What does Dilma’s impeachment really mean for Brazil?

The Brazilian Senate voted yesterday (August 31) 61-20 to finalize the impeachment of President Dilma Rousseff. Shortly after the vote, interim president Michel Temer was sworn in as the official office holder. President Temer will now complete the current mandate that runs through the end of 2018.

While this occurrence has been a part of FSG’s base case for the Brazilian market since December of last year, and will thus only marginally affect our economic forecast, it does mark a clear beginning of the end of Michel Temer’s honeymoon period with financial markets for implementing clear and credible fiscal reform.

On that note, multinational executives with Brazil responsibility should closely follow key reform bills passing through Congress in the coming months, as Temer will need to begin showing real progress in order to retain market confidence. Indeed, FSG’s base case for the Brazil market is for the Temer government to fail to implement its full reform package, therefore dashing any hope of a robust recovery in the short-term with growth above 3% pushed out until 2019 (following the next presidential election in October of 2018).
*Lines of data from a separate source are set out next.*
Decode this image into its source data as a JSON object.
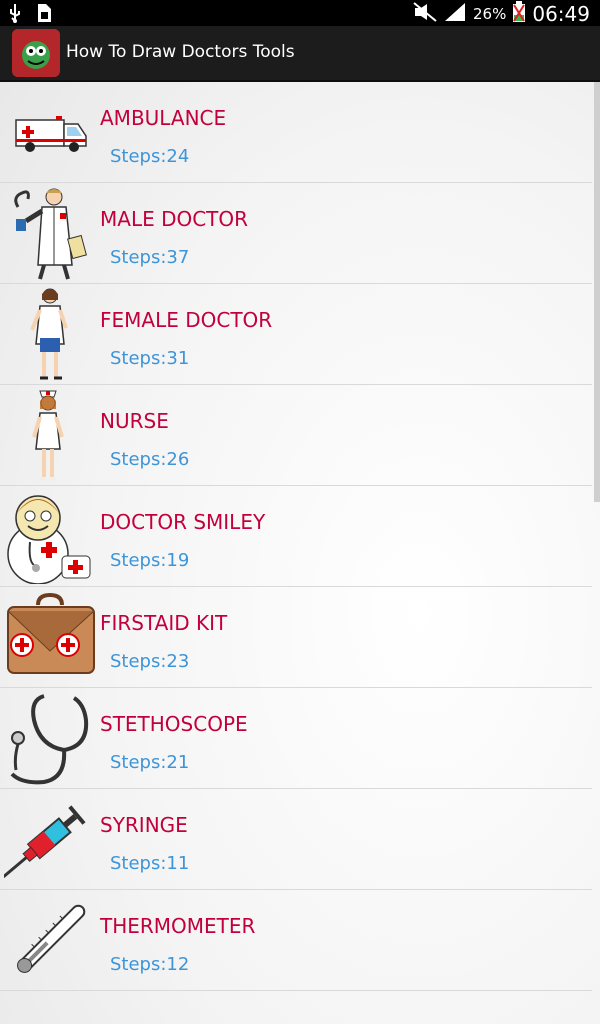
{
  "status_bar": {
    "battery_percent": "26%",
    "time": "06:49",
    "icons": [
      "usb-icon",
      "sim-icon",
      "mute-icon",
      "signal-icon",
      "battery-icon"
    ]
  },
  "app_bar": {
    "title": "How To Draw Doctors Tools"
  },
  "items": [
    {
      "title": "AMBULANCE",
      "steps": "Steps:24",
      "icon": "ambulance-icon"
    },
    {
      "title": "MALE DOCTOR",
      "steps": "Steps:37",
      "icon": "male-doctor-icon"
    },
    {
      "title": "FEMALE DOCTOR",
      "steps": "Steps:31",
      "icon": "female-doctor-icon"
    },
    {
      "title": "NURSE",
      "steps": "Steps:26",
      "icon": "nurse-icon"
    },
    {
      "title": "DOCTOR SMILEY",
      "steps": "Steps:19",
      "icon": "doctor-smiley-icon"
    },
    {
      "title": "FIRSTAID KIT",
      "steps": "Steps:23",
      "icon": "firstaid-kit-icon"
    },
    {
      "title": "STETHOSCOPE",
      "steps": "Steps:21",
      "icon": "stethoscope-icon"
    },
    {
      "title": "SYRINGE",
      "steps": "Steps:11",
      "icon": "syringe-icon"
    },
    {
      "title": "THERMOMETER",
      "steps": "Steps:12",
      "icon": "thermometer-icon"
    }
  ],
  "colors": {
    "title": "#c3003e",
    "steps": "#3d95d8",
    "action_bar": "#1c1c1c"
  }
}
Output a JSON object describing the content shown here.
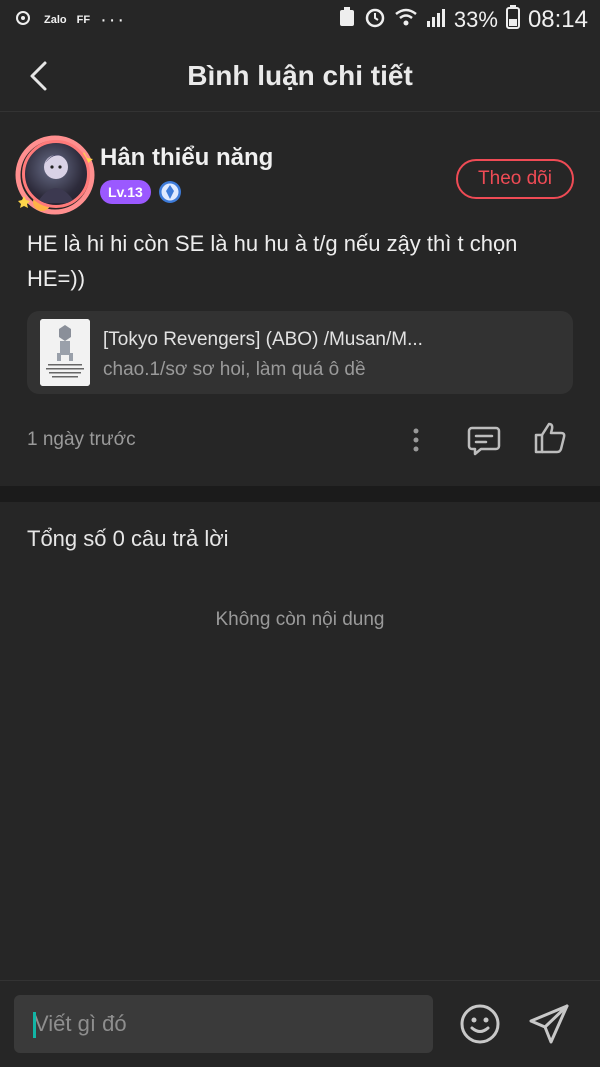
{
  "status_bar": {
    "left_labels": [
      "Zalo",
      "FF"
    ],
    "more": "···",
    "battery": "33%",
    "time": "08:14"
  },
  "header": {
    "title": "Bình luận chi tiết"
  },
  "comment": {
    "username": "Hân thiểu năng",
    "level": "Lv.13",
    "follow_label": "Theo dõi",
    "text": "HE là hi hi còn SE là hu hu à t/g nếu zậy thì t chọn HE=))",
    "book": {
      "title": "[Tokyo Revengers] (ABO) /Musan/M...",
      "subtitle": "chao.1/sơ sơ hoi, làm quá ô dề"
    },
    "time": "1 ngày trước"
  },
  "replies": {
    "count_label": "Tổng số 0 câu trả lời",
    "empty_label": "Không còn nội dung"
  },
  "composer": {
    "placeholder": "Viết gì đó"
  },
  "colors": {
    "background": "#262626",
    "accent_red": "#ef4b55",
    "level_purple": "#9b59ff",
    "caret_teal": "#12b5a5"
  }
}
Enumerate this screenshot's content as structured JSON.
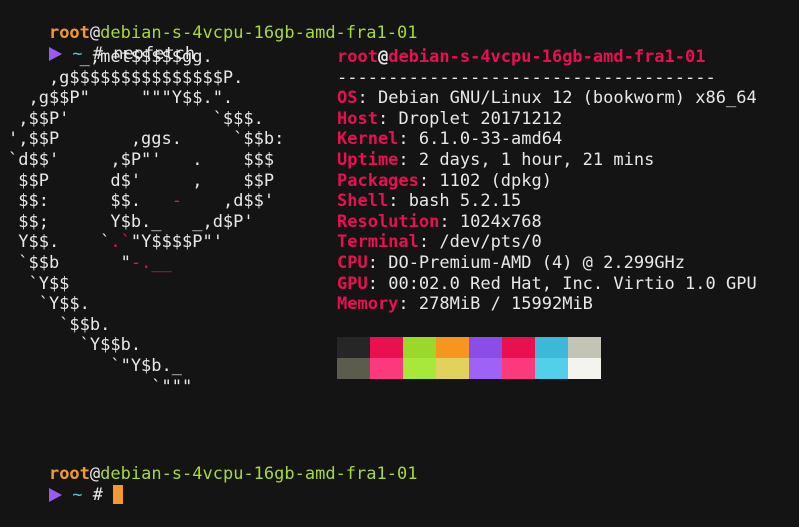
{
  "session": {
    "user": "root",
    "at": "@",
    "host": "debian-s-4vcpu-16gb-amd-fra1-01",
    "tilde": "~",
    "hash": "#",
    "command": "neofetch"
  },
  "ascii_logo": [
    "       _,met$$$$$gg.",
    "    ,g$$$$$$$$$$$$$$$P.",
    "  ,g$$P\"     \"\"\"Y$$.\".",
    " ,$$P'              `$$$.",
    "',$$P       ,ggs.     `$$b:",
    "`d$$'     ,$P\"'   .    $$$",
    " $$P      d$'     ,    $$P",
    " $$:      $$.   -    ,d$$'",
    " $$;      Y$b._   _,d$P'",
    " Y$$.    `.`\"Y$$$$P\"'",
    " `$$b      \"-.__",
    "  `Y$$",
    "   `Y$$.",
    "     `$$b.",
    "       `Y$$b.",
    "          `\"Y$b._",
    "              `\"\"\""
  ],
  "info": {
    "title_user": "root",
    "title_at": "@",
    "title_host": "debian-s-4vcpu-16gb-amd-fra1-01",
    "separator": "-------------------------------------",
    "fields": [
      {
        "key": "OS",
        "value": "Debian GNU/Linux 12 (bookworm) x86_64"
      },
      {
        "key": "Host",
        "value": "Droplet 20171212"
      },
      {
        "key": "Kernel",
        "value": "6.1.0-33-amd64"
      },
      {
        "key": "Uptime",
        "value": "2 days, 1 hour, 21 mins"
      },
      {
        "key": "Packages",
        "value": "1102 (dpkg)"
      },
      {
        "key": "Shell",
        "value": "bash 5.2.15"
      },
      {
        "key": "Resolution",
        "value": "1024x768"
      },
      {
        "key": "Terminal",
        "value": "/dev/pts/0"
      },
      {
        "key": "CPU",
        "value": "DO-Premium-AMD (4) @ 2.299GHz"
      },
      {
        "key": "GPU",
        "value": "00:02.0 Red Hat, Inc. Virtio 1.0 GPU"
      },
      {
        "key": "Memory",
        "value": "278MiB / 15992MiB"
      }
    ],
    "separator_char": ":"
  },
  "palette": {
    "row1": [
      "#262626",
      "#e8104f",
      "#9ad82a",
      "#f7961e",
      "#8a4de8",
      "#e8104f",
      "#3cb8d8",
      "#c4c4b4"
    ],
    "row2": [
      "#5c5c4c",
      "#fb3a7e",
      "#a8e83a",
      "#e0d25a",
      "#9e62f6",
      "#fb3a7e",
      "#52d0ea",
      "#f4f4ee"
    ]
  },
  "icons": {
    "prompt": "prompt-arrow-icon",
    "cursor": "block-cursor"
  }
}
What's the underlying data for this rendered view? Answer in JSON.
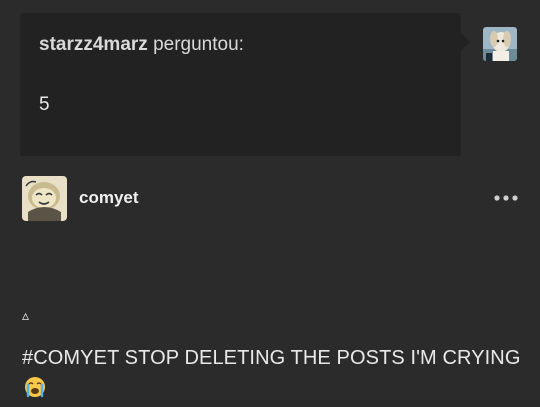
{
  "ask": {
    "asker": "starzz4marz",
    "verb": "perguntou:",
    "question": "5"
  },
  "post": {
    "author": "comyet",
    "glyph": "▵",
    "text": "#COMYET STOP DELETING THE POSTS I'M CRYING"
  },
  "icons": {
    "more": "more-dots-icon",
    "emoji": "loudly-crying-face"
  },
  "colors": {
    "background": "#2b2b2b",
    "bubble": "#222222",
    "text": "#e6e6e6"
  }
}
Such failure would also likely drive a renewed round of depreciation for the Brazilian real (which will also be pressured by diverging monetary policy in the US and Brazil).

  • GDP growth forecasts: -3.6% in 2016; +1.1% in 2017
  • Exchange rate forecasts (average of period): 3.55 BRL/USD in 2016; 3.8 BRL/USD in 2017

In order to track progress toward fiscal reform, and thus evolution of the likely trajectory of the economy, executives can follow these measures as they work their way through Congress.

  1. Introduction of a pension reform bill (expected to be introduced by October 2016)
  2. Amendment that creates federal spending ceiling (expected to be passed by November 2016)
  3. Introduction of labor market reform bill (expected to be introduced by December 2016)
  4. Final passage of a pension reform bill (expected by May 2017)

The most important measure is the pension reform bill, without which the other reforms will fail to bring fiscal deficits down to a sustainable growth pattern, as pension payments now represent nearly half of the federal government’s current spending. However, at the same time, this will be the most contentious reform measure, as the government will need to reduce defined benefits for a large swath of the population. In order to enact such reform, it is likely that the Temer government will need to garner much greater popular support than it currently counts on, a hard prospect for an administration brought to power on an impeachment vote amid a deep economic recession.

Furthermore, while current numbers would suggest that the Temer government has the necessary two-thirds support in the Chamber of Deputies and Senate to pass consitutional amendments, neither the government coalition or the president’s party itself (the PMDB) can be viewed as homogenous groups. This makes it necessary for Temer to manage not only internal discord between his coalition partners (broken up between the so called ‘Centrao’ and ‘Centrinho’) but also makes it necessary to hold together support within the PMDB itself, which became more difficult post Eduardo Cunha. The signficance being that more concessions will be necessary in order for the government to have a chance at passing its major reform bills. In this respect, the battle for the presidency of the Chamber of Deputies, which is set to change hands at the beginning of 2017 will go a long ways to determing Temer’s continued strength in this body.

While the short-term outlook remains subdued, executives should continue to follow consumer and industrial confidence as well as key credit indicators (such as family indebtedness and headline interest rates) for signals that demand in the market may be about to improve, at least marginally. For short-term growth in the Brazil market, multinationals will need to continue to seek ways to demonstrate greater value through either providing value-added services or by proving the cost saving nature of their products. At the same time, certain industries and geographies are likely to show greater strength sooner, necessitating a more nuanced approach towards customer segmentation and subnational prioritization.